SLURP RECIPE
Chickpea, Lemon & Pomegranate Soup
30mins
easy
Servings: 4
Ingredients
- 1 tbsp coconut oil
- 1 red onion, diced
- 3 cloves of garlic, finely chopped
- 1 tsp dried thyme or rosemary
- 1 large handful parsley, stems finely chopped. Reserve leaves, roughly chopped, to garnish
- 840g tinned cooked chickpeas (total drained weight)
- 100g baby spinach or kale, chopped
- 1 lemon (juice), to taste, plus lemon zest
- 1 pinch sea salt and freshly ground black pepper
- 800ml Borough Broth Free-Range Organic Chicken Bone Broth
Instructions
- Heat coconut oil in a large wide pan and fry the onion for 5 minutes, stirring from time to time.

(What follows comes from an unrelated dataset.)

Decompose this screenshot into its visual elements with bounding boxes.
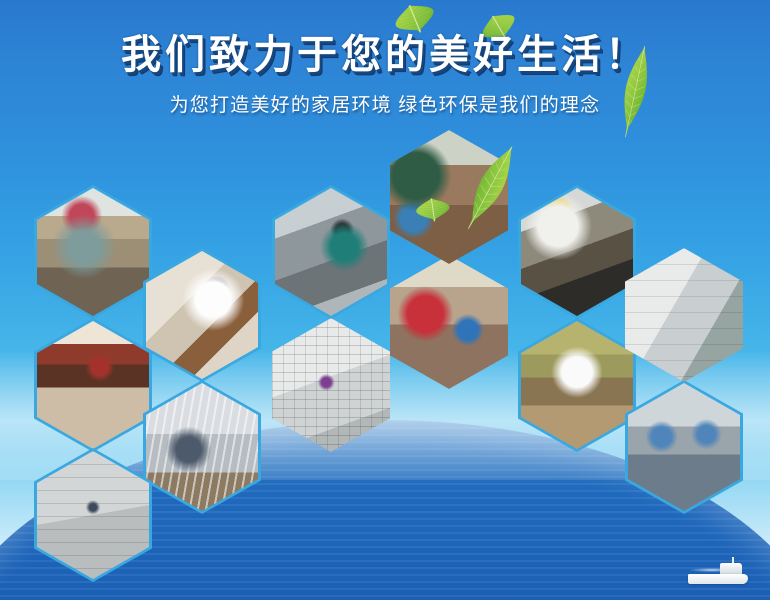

- Add garlic, dried herbs, parsley stems (reserve leaves for serving) and leave to fry for a minute or until the garlic is golden around the edges.
- Add the broth and bring to a high simmer. Lower heat, add the chickpeas, spinach or kale, sea salt and pepper and leave to simmer.
- After 5 minutes, turn off the heat. Add the fresh lemon juice and zest and taste for seasoning.